Sami’s voice was loud. People on both sides of the rope line were watching now. Andy stalked back.
“Are you out of your fucking mind? Even this White House isn’t that crazy! Go room-to-room? Inspecting the suitcases and hotel rooms of Muslims at the national Muslim convention? Even if we could get approval to do it, it would take forever, and then it would be an absolute media circus.”
Andy pulled the rope up, nodding to a police officer that Sami was allowed through.
“I’ll get the guest list.” He gestured for Sami to follow. “Stay with me. Keep quiet. Don’t make me regret this.”
***
The next two hours proceeded with perfect normalcy for people whose lives were anything but normal. There was brief but spirited debate over whether to detonate the bomb in place, which posed the least risk to the bomb squad. Over increasing protestations from the resort’s owner – who only seemed to increase the FBI’s tolerance for a detonation with each self-interested plea – the commander decided that the damage to property and potential risk to life was too great.
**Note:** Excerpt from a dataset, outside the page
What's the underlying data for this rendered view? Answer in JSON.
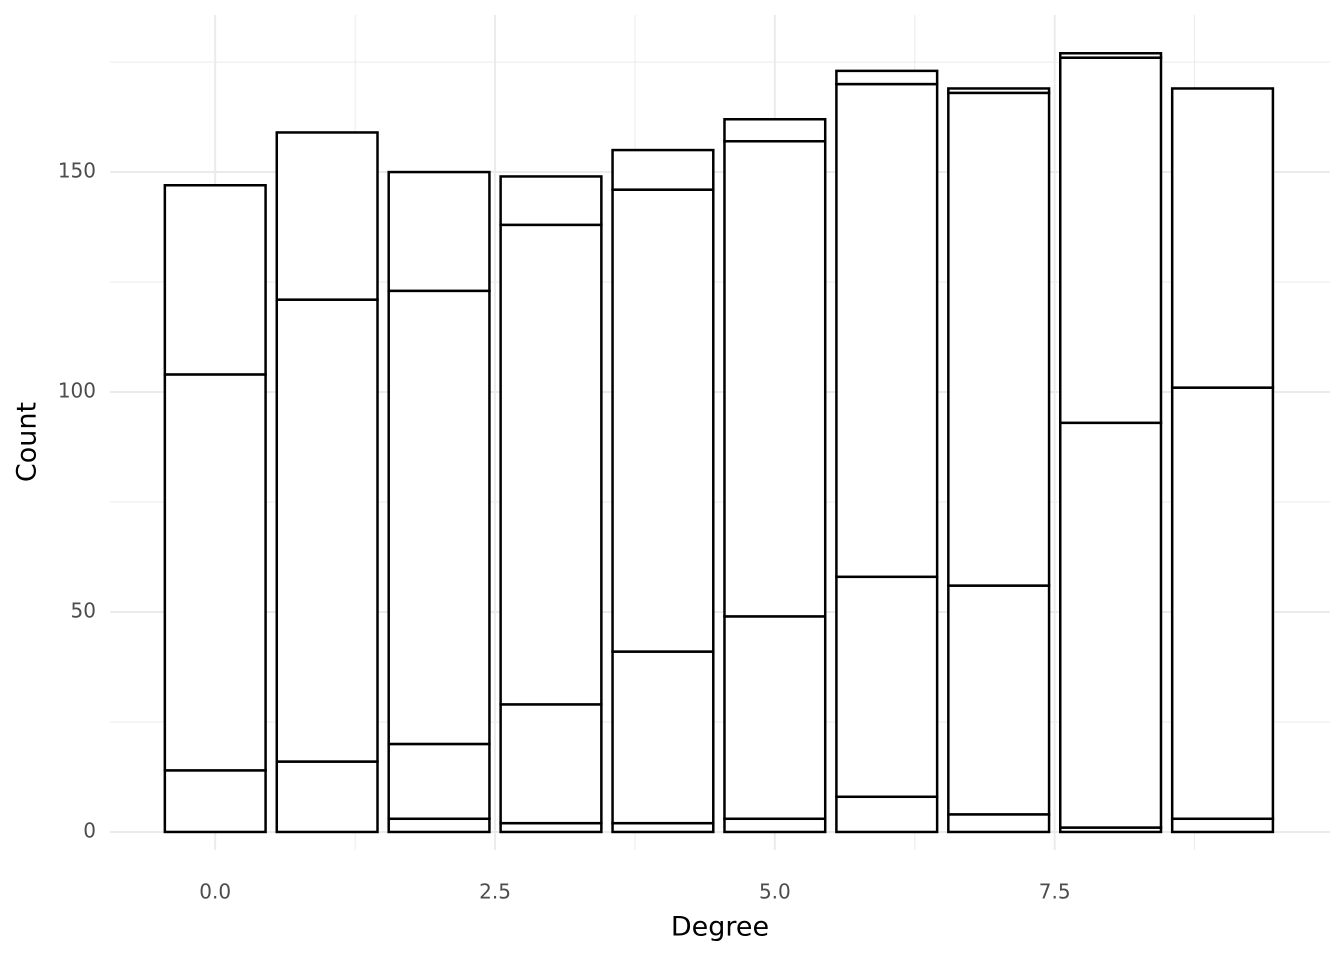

The bomb would be loaded into a concussion containment unit and trucked to a safe area for detonation. This was fraught with peril but unlike the bombs over the past week, scans inside the package showed the device was not rigged for remote detonation.
The process took time, and though Sami had no role in the discussion or execution, he almost screamed: The signature is remote detonation! Why isn’t this one the same? Because it’s a diversion!
Once he had the guest list, Sami headed to the grassy area 300 yards from the hotel where the FBI was holding guests. A grid of sawhorses and police barricades encircled people in pajamas. As the sun climbed in the July sky, some guests were shedding the blankets they wrapped themselves in for the predawn evacuation.